Read more: chandra.si.edu/photo/2026/protoc/index.html
Image credit: X-ray: NASA/CXC/CfA/Á Bogdán; Infrared (JWST): NASA/ESA/CSA/STScI; Image Processing: NASA/CXC/SAO/P. Edmonds and L. Frattare
Visual description:
This composite image features what may be the most distant protocluster ever found; a region of space where a large number of young galaxies are being held together by gravity and hot gas. The image is presented here without annotations.
The image includes scores of glowing dots and specks of light, in white and golden hues, set against the blackness of space. This layer of the composite visual is from a deep infrared imaging project undertaken by the James Webb Space Telescope. The specks range from relatively large oval galaxies with discernible spiral arms, and glowing balls with gleaming diffraction spikes, to minuscule pinpoints of distant light.

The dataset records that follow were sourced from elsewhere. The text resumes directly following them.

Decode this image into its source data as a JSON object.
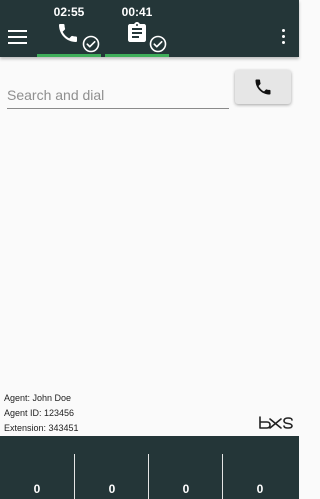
{
  "topbar": {
    "menu_icon": "hamburger-menu-icon",
    "tabs": [
      {
        "timer": "02:55",
        "icon": "phone-icon",
        "status_icon": "check-circle-icon",
        "accent": "#3fae5a"
      },
      {
        "timer": "00:41",
        "icon": "clipboard-icon",
        "status_icon": "check-circle-icon",
        "accent": "#3fae5a"
      }
    ],
    "more_icon": "more-vert-icon",
    "background": "#243638"
  },
  "dial": {
    "placeholder": "Search and dial",
    "value": "",
    "button_icon": "phone-icon"
  },
  "agent": {
    "name_line": "Agent: John Doe",
    "id_line": "Agent ID: 123456",
    "extension_line": "Extension: 343451"
  },
  "stats": {
    "values": [
      "0",
      "0",
      "0",
      "0"
    ]
  }
}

Layered onto the center of this image is a neon blue cloud. This cloud represents hot X-ray gas discovered by Chandra in the deepest X-ray observation ever conducted. In the annotated image, a thin white square surrounds the blue cloud. This represents Chandra’s field of observation. The X-rays from the distant protocluster located within this box are included in the composite image.
The protocluster, dubbed JADES-1, has a mass of about 20 trillion suns. It is located some 12.7 billion light-years from Earth, or just a billion years after the big bang. The discovery of a protocluster of this size, at this epoch in the early universe, will lead scientists to re-examine their ideas for how galaxy clusters first appeared in the universe.